If you have attended sessions of the Premodern Race Seminar this semester (or if you haven’t, but wanted to, and plan to attend next semester), we’d be grateful for your feedback and suggestions on how we can improve the seminar. Please fill out this anonymous google form Links to an external site.. If you would like to volunteer to run a session (suggest readings, provide framing questions, and even moderate discussion if you are willing), please email lydiashahan@g.harvard.edu

* * *

Please find below, a message from Professor Anna Wilson, who will moderate our discussion next week:

In our final session of the semester, we will discuss Shokoofeh Rajabzadeh, “The Depoliticized Saracen and Muslim Erasure,” Literature Compass (2019) (available through Hollis or through our Canvas site, and attached below)

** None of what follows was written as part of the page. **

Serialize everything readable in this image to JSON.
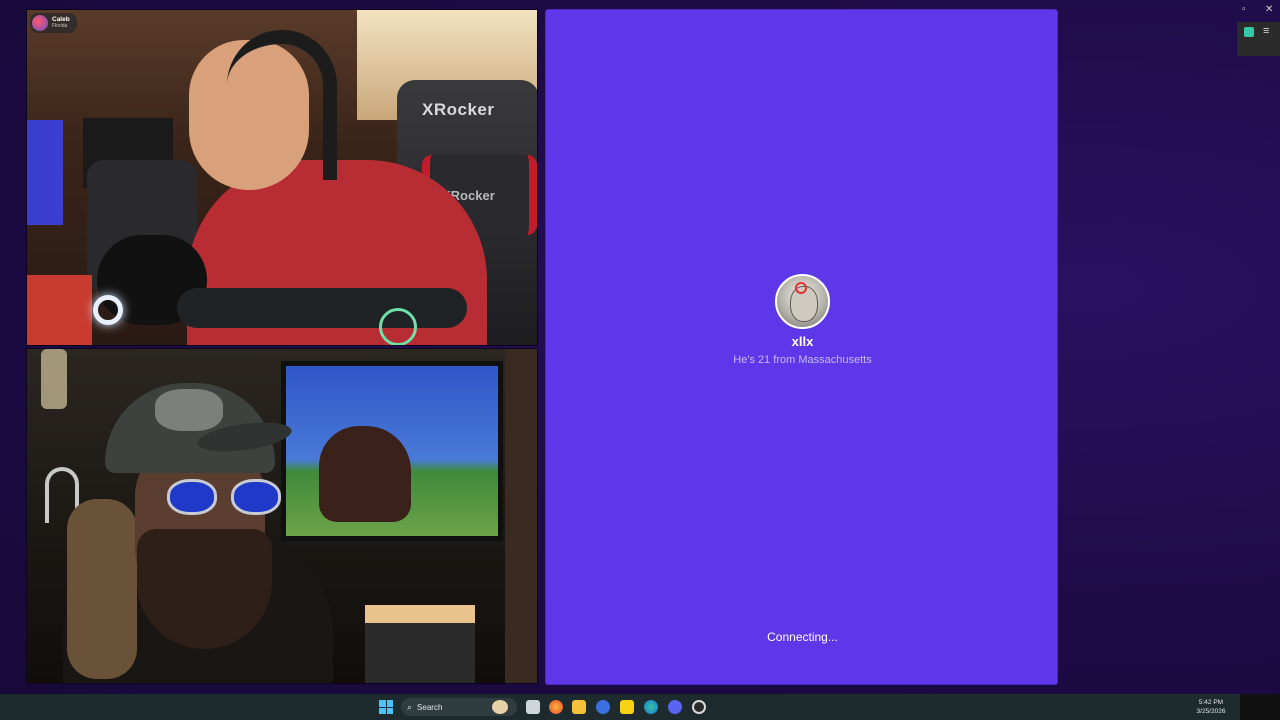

In this short, provocative article (winner of the 2021 MAA Article Prize in Critical Race Studies) Rajabzadeh discusses modern scholarly uses of the term ‘Saracen’ (a medieval term from the Christian west with a range of ethnic and religious implications). Writing powerfully about her own experiences as a Muslim-Iranian-American scholar studying the representation of Muslims in the medieval Christian west, Rajabzadeh argues: “that with few exceptions and unless it is a direct quotation, all qualified and unqualified uses of Saracen should be replaced with the word Muslim in scholarship on European representation of Muslims in the Middle Ages.” This article, while making a focused and specific argument about the use of a specific term in particular contexts, lends itself to broader conversations on several themes that we have visited over the course of the semester: the negotiation of personal and professional identity, the politics of terminology, and the responsibility of scholars of the premodern past for confronting the legacies of the pasts we study in present violences.
 

Some questions that we might use to frame the discussion:

    How might the problems and ethical positions Rajabzadeh lays out around the use of ‘Saracen’ apply similarly to other debated terms for ethnic or religious groups used in our primary sources? Some other terms we might consider discussing are ‘converso’, ‘Berber’, ‘Frank’ (each of course, with their own specific contexts, origins, and histories of use).
    How does Rajabzadeh’s argument for how to use the term ‘Saracen’ resonate with, or differ from, the other arguments around terminology that we have seen used in some of our other readings, particularly in Sarah Derbew’s Untangling Blackness in Late Antiquity?
    Influenced by a critical genealogy from Black feminist writers including Audre Lorde and bell hooks, Rajabzadeh addresses – and breaks – conventions of academic prose and professional self-presentation in premodern fields. When we read Dan-el Padilla Peralta’s piece earlier in the year, we talked about the rhetorical impact of his choices, the personal stakes, and the effect on his argument. When we read Rajabzadeh’s, we may want to revisit this conversation, but perhaps framed differently: how might our own research and teaching be transformed if we wrote this way? What are the pragmatic and intellectual considerations, for both early career and later career scholars? What spaces can we use to experiment with making explicit our personal investments and experiences?